Bien entendu, chacun traverse des expériences différentes à cette époque, mais je reste persuadée que certaines étapes sont universelles. Il arrive toujours un moment où l’on ne trouve plus sa place, où l’on cherche qui l’on est, quelle est notre identité et en quoi l’on croit. C’est pour ça qu’au lieu de l’âge des personnages, c’est ce qu’ils traversent, les épreuves qu’ils surmontent qui définissent un roman comme YA. Il partage une certaine immédiateté avec le lecteur qu’il touche. Car quand on est un jeune adulte, tout prend vite des proportions incroyables et on a parfois l’impression qu’on ne va jamais s’en sortir. Et j’ai l’impression que c’est justement là la force du YA, il traite du présent, de ce que le lecteur est en train de vivre.
V.E. Schwab : Pour être honnête, le nom sur la couverture dépend aussi de quel éditeur publie le livre aux États-Unis. Par exemple, tous les ouvrages qui sortent chez Tor, mon principal éditeur de littérature adulte, sont sous le nom V.E. Schwab. Mais dans chaque pays, le seuil pour la littérature Young Adult (qui fait une sorte de jonction) est différent.
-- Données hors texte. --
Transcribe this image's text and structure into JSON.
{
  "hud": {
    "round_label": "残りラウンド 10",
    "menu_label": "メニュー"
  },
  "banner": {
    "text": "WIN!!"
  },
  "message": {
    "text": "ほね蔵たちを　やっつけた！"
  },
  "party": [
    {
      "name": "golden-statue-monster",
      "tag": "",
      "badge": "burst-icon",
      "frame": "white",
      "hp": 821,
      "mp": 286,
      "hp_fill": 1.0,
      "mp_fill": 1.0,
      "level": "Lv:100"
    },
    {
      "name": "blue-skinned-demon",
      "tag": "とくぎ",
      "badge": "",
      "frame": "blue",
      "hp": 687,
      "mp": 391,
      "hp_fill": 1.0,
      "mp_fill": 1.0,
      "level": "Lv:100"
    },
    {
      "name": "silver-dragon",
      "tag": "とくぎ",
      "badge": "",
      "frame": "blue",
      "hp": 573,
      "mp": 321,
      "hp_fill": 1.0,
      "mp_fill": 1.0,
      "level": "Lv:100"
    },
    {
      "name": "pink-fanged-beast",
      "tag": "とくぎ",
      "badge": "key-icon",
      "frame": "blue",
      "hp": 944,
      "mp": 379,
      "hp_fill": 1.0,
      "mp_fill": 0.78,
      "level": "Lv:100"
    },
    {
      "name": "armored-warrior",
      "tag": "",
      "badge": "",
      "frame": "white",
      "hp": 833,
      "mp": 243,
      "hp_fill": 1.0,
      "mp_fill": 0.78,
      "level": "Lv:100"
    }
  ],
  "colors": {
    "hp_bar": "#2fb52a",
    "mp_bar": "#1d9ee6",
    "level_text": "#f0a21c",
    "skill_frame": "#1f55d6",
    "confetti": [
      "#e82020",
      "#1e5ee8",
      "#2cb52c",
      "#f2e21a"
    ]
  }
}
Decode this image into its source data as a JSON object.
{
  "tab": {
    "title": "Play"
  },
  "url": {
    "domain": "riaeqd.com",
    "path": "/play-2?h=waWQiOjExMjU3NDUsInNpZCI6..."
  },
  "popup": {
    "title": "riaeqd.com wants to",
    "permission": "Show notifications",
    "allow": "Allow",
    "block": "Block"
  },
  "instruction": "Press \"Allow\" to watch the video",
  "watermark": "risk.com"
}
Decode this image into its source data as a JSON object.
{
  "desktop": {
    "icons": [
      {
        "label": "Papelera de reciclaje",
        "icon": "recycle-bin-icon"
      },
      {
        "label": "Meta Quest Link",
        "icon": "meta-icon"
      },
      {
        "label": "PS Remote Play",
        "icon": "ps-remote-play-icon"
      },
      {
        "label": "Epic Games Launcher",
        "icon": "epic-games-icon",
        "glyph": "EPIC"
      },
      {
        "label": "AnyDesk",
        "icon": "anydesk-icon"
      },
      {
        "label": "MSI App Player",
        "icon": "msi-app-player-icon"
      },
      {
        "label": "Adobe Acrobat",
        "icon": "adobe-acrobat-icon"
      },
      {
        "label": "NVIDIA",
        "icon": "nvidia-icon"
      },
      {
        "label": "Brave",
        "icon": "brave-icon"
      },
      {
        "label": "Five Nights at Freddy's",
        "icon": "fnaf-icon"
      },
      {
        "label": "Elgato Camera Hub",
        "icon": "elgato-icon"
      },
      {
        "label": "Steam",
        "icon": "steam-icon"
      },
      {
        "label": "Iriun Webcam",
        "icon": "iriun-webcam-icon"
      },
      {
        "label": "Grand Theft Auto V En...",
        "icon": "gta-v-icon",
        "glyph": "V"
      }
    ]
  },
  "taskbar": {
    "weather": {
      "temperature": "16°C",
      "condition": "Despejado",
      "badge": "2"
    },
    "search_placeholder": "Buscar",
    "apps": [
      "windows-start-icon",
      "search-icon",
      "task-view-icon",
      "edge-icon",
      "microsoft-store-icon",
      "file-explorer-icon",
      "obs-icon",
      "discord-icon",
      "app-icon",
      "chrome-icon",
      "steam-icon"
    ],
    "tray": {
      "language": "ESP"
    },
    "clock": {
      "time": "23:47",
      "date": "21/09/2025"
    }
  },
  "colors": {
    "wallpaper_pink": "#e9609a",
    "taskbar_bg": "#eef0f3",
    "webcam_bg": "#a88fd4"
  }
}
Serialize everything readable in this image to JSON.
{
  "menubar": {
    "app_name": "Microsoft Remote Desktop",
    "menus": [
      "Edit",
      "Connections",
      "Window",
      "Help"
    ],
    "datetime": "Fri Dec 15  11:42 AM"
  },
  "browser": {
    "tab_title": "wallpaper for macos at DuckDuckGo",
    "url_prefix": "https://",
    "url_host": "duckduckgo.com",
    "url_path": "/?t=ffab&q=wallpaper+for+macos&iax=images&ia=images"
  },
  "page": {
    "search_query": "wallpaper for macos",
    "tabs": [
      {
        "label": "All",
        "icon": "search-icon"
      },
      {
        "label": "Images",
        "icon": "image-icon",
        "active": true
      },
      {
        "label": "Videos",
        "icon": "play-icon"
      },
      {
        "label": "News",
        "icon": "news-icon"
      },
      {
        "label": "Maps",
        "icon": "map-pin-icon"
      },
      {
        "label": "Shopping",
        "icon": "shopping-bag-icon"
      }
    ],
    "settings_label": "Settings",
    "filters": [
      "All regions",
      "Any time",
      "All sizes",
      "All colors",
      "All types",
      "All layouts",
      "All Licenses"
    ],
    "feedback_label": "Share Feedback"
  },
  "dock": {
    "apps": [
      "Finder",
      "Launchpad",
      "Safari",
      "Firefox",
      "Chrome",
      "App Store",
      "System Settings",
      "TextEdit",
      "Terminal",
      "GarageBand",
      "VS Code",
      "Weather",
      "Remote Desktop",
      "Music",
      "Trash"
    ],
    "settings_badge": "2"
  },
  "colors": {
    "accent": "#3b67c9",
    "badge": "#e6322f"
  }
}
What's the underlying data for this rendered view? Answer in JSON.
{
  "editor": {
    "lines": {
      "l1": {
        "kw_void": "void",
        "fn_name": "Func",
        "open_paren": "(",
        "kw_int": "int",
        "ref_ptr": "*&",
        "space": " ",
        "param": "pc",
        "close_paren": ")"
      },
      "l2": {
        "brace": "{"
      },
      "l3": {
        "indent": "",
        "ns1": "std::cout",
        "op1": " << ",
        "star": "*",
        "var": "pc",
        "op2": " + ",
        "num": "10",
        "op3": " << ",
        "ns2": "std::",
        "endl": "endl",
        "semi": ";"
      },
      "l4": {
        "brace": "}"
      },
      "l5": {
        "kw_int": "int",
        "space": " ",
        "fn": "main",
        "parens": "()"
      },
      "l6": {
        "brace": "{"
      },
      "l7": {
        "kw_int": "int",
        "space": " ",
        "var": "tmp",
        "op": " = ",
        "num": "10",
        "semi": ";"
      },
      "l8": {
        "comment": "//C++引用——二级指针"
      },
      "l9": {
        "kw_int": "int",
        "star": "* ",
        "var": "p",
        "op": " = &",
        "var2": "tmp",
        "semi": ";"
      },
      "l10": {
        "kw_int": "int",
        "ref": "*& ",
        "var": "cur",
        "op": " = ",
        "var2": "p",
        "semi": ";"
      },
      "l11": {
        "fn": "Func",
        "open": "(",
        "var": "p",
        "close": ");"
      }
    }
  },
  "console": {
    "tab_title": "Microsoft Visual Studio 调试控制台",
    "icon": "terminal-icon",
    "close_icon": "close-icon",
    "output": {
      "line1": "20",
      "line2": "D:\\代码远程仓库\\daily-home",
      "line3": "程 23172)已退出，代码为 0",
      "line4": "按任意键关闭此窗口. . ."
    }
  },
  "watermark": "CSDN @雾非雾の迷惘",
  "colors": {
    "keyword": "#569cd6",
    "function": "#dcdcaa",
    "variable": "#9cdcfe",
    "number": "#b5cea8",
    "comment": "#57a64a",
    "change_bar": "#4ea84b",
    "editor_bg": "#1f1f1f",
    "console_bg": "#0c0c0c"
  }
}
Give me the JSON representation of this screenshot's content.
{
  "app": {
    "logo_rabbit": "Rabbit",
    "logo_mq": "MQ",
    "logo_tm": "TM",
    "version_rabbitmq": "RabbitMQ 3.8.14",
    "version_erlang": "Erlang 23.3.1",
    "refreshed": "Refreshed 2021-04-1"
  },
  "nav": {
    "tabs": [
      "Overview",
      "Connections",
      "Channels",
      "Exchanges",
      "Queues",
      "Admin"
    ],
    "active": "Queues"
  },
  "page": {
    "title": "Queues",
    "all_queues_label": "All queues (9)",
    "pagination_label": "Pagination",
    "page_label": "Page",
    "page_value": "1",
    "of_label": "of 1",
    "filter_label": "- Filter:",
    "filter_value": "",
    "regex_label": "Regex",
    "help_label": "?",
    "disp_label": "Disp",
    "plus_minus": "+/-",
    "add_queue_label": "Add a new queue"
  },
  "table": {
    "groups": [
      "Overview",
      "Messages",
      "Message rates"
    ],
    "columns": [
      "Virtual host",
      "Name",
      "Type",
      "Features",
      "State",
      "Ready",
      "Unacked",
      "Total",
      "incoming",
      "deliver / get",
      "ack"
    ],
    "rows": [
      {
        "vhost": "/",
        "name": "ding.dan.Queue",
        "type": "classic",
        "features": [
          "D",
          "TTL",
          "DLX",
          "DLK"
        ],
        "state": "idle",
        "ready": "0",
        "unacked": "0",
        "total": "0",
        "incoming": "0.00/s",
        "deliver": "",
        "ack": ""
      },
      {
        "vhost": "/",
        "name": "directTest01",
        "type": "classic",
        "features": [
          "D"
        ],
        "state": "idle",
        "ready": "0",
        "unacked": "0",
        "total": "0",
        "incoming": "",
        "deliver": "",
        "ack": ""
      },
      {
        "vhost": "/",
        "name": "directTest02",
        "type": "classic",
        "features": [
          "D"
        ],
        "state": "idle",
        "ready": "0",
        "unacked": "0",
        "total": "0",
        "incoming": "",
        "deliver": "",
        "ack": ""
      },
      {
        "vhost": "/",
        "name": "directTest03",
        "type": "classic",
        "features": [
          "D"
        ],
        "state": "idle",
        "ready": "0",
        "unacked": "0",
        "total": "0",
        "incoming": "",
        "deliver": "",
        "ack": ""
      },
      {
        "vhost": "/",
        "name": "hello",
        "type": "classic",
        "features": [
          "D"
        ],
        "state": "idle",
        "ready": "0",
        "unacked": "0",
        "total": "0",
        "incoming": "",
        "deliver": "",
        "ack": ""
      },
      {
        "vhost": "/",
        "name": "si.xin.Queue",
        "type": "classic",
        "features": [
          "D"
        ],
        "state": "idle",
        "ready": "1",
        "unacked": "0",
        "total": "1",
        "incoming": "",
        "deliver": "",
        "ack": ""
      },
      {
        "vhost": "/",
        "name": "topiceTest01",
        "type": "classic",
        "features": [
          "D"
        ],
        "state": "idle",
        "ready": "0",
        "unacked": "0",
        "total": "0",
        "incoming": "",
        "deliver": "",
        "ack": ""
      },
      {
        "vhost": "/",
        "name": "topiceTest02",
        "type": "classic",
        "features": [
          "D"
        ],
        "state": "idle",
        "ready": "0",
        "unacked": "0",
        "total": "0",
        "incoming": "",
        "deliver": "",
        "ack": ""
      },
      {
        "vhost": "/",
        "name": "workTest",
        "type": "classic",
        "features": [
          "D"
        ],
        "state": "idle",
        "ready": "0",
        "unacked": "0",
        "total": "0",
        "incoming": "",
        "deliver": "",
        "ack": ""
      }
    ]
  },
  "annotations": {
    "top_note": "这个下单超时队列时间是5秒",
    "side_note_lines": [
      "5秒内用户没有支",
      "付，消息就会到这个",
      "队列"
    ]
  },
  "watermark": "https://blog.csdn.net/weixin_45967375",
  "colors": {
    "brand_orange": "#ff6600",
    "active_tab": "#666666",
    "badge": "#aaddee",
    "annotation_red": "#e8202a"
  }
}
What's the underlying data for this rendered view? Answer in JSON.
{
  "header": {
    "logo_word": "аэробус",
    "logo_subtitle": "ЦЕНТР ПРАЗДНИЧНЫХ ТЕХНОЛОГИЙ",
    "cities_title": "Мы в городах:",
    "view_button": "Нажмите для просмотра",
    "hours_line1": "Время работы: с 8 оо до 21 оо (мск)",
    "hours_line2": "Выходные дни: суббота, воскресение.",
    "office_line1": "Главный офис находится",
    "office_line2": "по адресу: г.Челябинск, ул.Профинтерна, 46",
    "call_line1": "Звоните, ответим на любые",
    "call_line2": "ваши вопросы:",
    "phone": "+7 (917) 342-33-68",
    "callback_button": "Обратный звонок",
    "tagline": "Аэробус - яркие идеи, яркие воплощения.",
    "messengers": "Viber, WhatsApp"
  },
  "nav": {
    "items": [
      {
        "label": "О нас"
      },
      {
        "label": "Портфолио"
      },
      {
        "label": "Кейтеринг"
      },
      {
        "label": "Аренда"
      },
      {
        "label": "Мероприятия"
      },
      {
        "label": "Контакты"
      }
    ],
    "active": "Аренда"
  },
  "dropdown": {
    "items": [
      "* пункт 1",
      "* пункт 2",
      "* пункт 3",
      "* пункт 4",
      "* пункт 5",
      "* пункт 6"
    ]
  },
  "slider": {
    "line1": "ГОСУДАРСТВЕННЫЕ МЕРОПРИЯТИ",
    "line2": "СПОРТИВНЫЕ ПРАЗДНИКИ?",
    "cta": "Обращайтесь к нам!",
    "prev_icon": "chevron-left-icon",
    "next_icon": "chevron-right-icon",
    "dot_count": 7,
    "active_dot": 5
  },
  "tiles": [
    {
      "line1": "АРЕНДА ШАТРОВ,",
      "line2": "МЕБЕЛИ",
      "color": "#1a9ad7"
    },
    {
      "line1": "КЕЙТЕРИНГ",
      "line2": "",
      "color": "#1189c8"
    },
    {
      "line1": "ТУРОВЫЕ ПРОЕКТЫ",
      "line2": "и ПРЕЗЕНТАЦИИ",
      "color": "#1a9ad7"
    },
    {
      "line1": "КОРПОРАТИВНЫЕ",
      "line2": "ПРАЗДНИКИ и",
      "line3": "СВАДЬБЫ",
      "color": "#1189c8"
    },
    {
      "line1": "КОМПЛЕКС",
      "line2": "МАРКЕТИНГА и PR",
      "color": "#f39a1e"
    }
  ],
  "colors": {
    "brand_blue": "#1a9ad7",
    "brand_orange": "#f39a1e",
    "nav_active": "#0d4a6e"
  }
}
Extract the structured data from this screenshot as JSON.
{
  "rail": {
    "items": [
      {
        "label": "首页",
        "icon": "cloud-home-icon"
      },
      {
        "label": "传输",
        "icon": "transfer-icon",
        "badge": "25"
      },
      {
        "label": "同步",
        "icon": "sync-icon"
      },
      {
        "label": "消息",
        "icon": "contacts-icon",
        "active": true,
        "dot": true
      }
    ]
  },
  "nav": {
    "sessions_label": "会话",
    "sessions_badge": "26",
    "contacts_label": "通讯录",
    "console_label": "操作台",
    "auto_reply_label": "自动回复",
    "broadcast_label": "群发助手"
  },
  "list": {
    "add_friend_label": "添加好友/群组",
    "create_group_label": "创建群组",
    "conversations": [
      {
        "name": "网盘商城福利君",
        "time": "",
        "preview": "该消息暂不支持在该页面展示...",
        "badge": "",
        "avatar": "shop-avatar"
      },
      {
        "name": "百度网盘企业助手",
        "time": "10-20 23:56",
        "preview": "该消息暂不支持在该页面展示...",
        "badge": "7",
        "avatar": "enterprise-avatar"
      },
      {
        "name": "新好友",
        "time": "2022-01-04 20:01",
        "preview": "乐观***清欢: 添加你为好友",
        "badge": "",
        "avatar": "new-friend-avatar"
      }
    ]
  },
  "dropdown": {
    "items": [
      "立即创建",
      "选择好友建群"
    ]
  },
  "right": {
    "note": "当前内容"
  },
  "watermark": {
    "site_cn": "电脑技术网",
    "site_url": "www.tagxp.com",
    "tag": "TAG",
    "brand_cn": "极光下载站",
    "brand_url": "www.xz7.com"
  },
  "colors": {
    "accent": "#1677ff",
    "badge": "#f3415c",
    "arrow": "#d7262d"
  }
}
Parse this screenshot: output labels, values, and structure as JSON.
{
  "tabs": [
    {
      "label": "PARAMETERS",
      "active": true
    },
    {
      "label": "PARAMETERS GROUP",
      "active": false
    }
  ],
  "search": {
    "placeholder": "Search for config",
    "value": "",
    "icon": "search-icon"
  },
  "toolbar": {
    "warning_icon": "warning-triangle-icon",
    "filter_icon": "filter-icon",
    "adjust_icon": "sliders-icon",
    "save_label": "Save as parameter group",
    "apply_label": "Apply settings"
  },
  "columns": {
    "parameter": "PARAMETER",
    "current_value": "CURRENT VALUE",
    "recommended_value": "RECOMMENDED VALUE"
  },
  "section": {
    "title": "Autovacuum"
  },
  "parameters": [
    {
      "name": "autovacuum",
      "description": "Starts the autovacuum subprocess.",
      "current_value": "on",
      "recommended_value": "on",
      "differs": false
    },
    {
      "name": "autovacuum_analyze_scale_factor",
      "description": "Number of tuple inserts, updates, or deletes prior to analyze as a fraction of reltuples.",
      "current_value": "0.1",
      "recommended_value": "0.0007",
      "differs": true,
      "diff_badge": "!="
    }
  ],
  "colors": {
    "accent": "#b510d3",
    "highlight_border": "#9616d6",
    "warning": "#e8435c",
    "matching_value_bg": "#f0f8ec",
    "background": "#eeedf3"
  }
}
D’ailleurs, quand on regarde la catégorisation pour Our Dark Duet et Savage Song (Victoria Schwab) qui sont en YA aux États-Unis, on les retrouve en adulte en Angleterre. Par contre, Shades of Magic (V.E. Schwab) qui est classé chez les adultes aux États-Unis et en Angleterre se retrouve en YA au Brésil et en France. Vraiment, c’est très changeant.
C’est pour ça que je n’accorde pas vraiment d’importance à la classification de mes bouquins. Après tout, je pense qu’il y a un âge minimal pour appréhender un livre, mais qu’il ne devrait jamais y avoir d’âge maximal. Je me fiche un peu de l’appellation tant que les lecteurs à qui est destiné le livre y ont accès.
L’autre raison est bien plus désolante. Dans le milieu de la fantasy aux USA, il y a un très gros problème de sexisme. C’est un peu moins problématique avec la littérature jeunesse et le YA, mais c’est vraiment pesant dans la littérature adulte. Il est fréquent que les femmes ne soient pas considérées comme légitimes à l’écriture de fantasy, mais je ne vous apprends rien. J.K. Rowling a écrit sous ce nom-là, car son prénom est Joanne et elle a craint que cela influe le choix des lecteurs, qu’ils ne choisissent pas son livre à cause de ce prénom féminin.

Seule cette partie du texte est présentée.